Municipal governments control large sums of capital in the form of pensions for public employee groups, developed and undeveloped real estate, public utilities, air rights, and other captive city-related funds and public assets. But globally, women and people of color manage less than 2% of capital. 

To ensure public funds are managed by people who look like the public, we must be deliberate about funding a diverse set of fund managers. Diversity in asset management leads to diversity in investment; for example, Texas Woman’s University’s AssistHER grant program, which provided $10,000 grants to 100 women-owned businesses adversely impacted by the pandemic. Urban wealth funds are another innovative approach to public finance that involves mapping the commercial value of public assets and leveraging them to generate revenue that can be used to reinvest in community services, infrastructure improvements, and other worthwhile projects. Cities should demand that oversight of funds and assets maintains at least 30% representation from women and people of color.  

Leverage philanthropy to support structural change    

In the aftermath of 2020’s racial justice protests, large corporations pledged billions of dollars to the cause. Likewise, various charitable foundations—notably, corporate and grant-making foundations—provided billions to support Black businesses. The impact of these contributions remains to be seen as the pandemic rages on, taking a toll on low-wealth communities and the businesses in them.

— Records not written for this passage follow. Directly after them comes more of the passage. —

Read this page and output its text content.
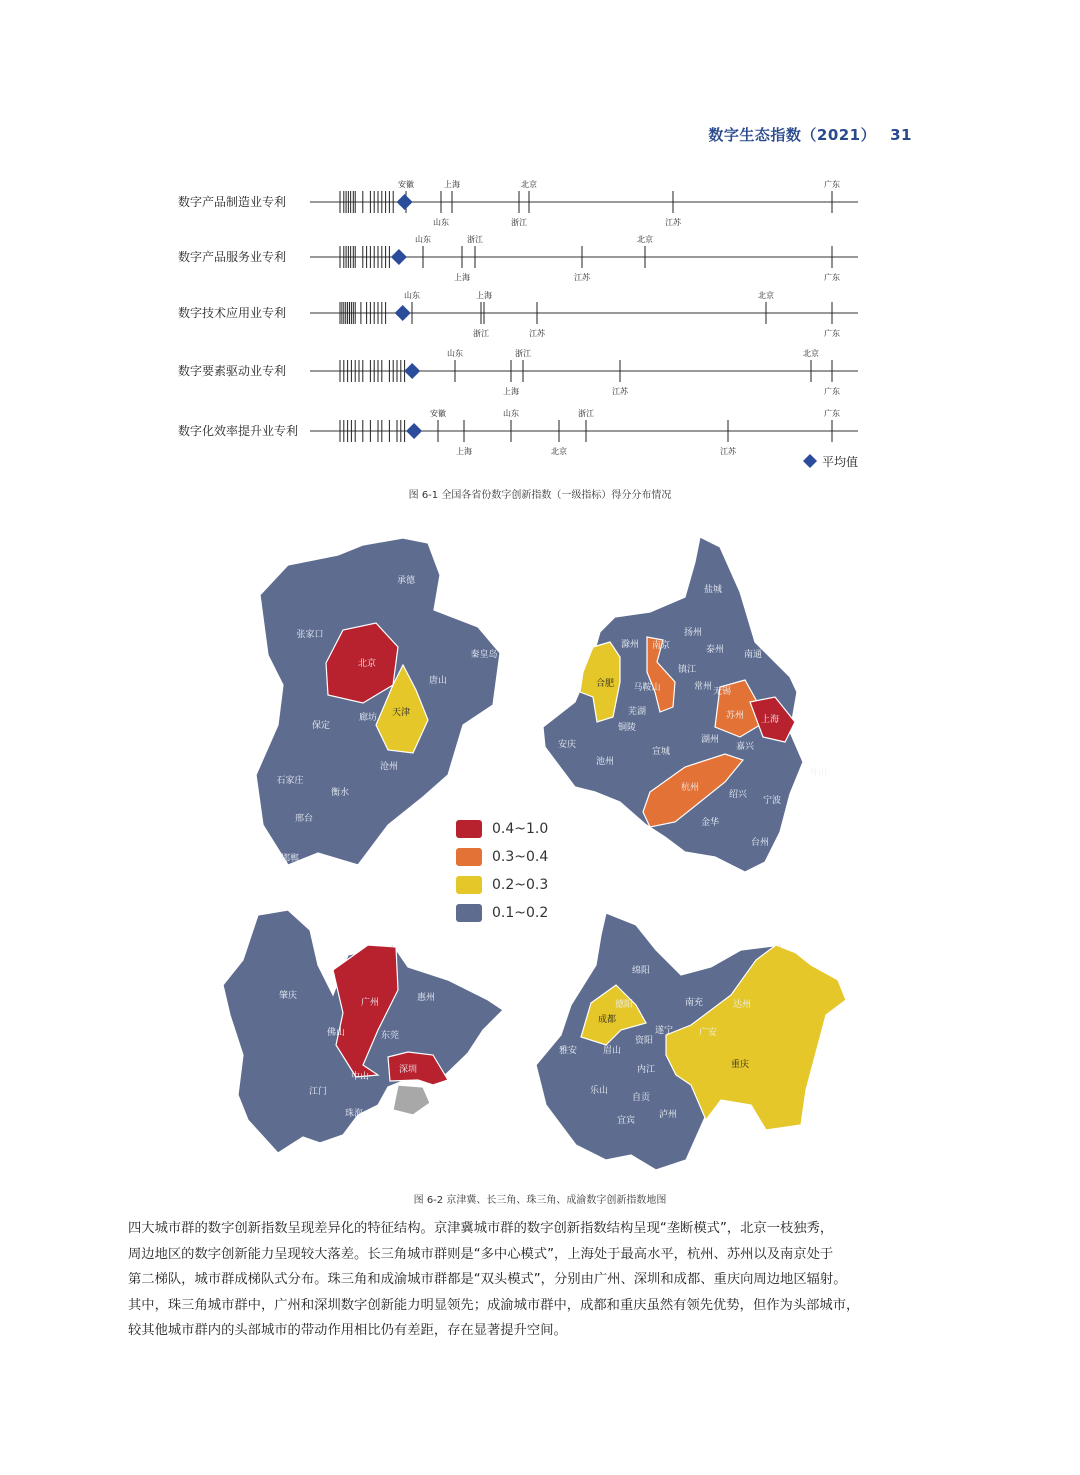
数字生态指数（2021） 31
数字产品制造业专利
安徽	上海	北京	广东
山东	浙江	江苏
数字产品服务业专利
山东	浙江	北京
上海	江苏	广东
数字技术应用业专利
山东	上海	北京
浙江	江苏	广东
数字要素驱动业专利
山东	浙江	北京
上海	江苏	广东
数字化效率提升业专利
安徽	山东	浙江	广东
上海	北京	江苏
平均值
图 6-1 全国各省份数字创新指数（一级指标）得分分布情况
承德
张家口
北京
秦皇岛
唐山
天津
廊坊
保定
沧州
石家庄
衡水
邢台
邯郸
盐城
滁州
扬州
泰州
南京
镇江
南通
合肥 马鞍山	常州 无锡
苏州 上海
芜湖
铜陵
宣城
湖州
嘉兴
安庆
池州
杭州
舟山
绍兴
宁波
金华
台州
0.4~1.0
0.3~0.4
0.2~0.3
0.1~0.2
肇庆
广州	惠州
东莞
佛山
深圳
中山
江门
珠海
绵阳
德阳	南充	达州
成都
遂宁	广安
眉山
资阳
雅安
内江	重庆
乐山
自贡
宜宾
泸州
图 6-2 京津冀、长三角、珠三角、成渝数字创新指数地图

四大城市群的数字创新指数呈现差异化的特征结构。京津冀城市群的数字创新指数结构呈现“垄断模式”，北京一枝独秀，

周边地区的数字创新能力呈现较大落差。长三角城市群则是“多中心模式”，上海处于最高水平，杭州、苏州以及南京处于

第二梯队，城市群成梯队式分布。珠三角和成渝城市群都是“双头模式”，分别由广州、深圳和成都、重庆向周边地区辐射。

其中，珠三角城市群中，广州和深圳数字创新能力明显领先；成渝城市群中，成都和重庆虽然有领先优势，但作为头部城市，

较其他城市群内的头部城市的带动作用相比仍有差距，存在显著提升空间。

Future investments must be focused on altering the structures that prohibit maximum participation in markets.  

Supporting Black businesses stuck in systems that extract Black wealth is akin to putting water in a bucket with a hole in it. Philanthropic funding certainly provided temporary relief, but we’re not going to “nonprofit” our way to better business outcomes. Philanthropic giving must encourage the kind of structural change at the federal, state, and local level that will allow the economy to work for everyone.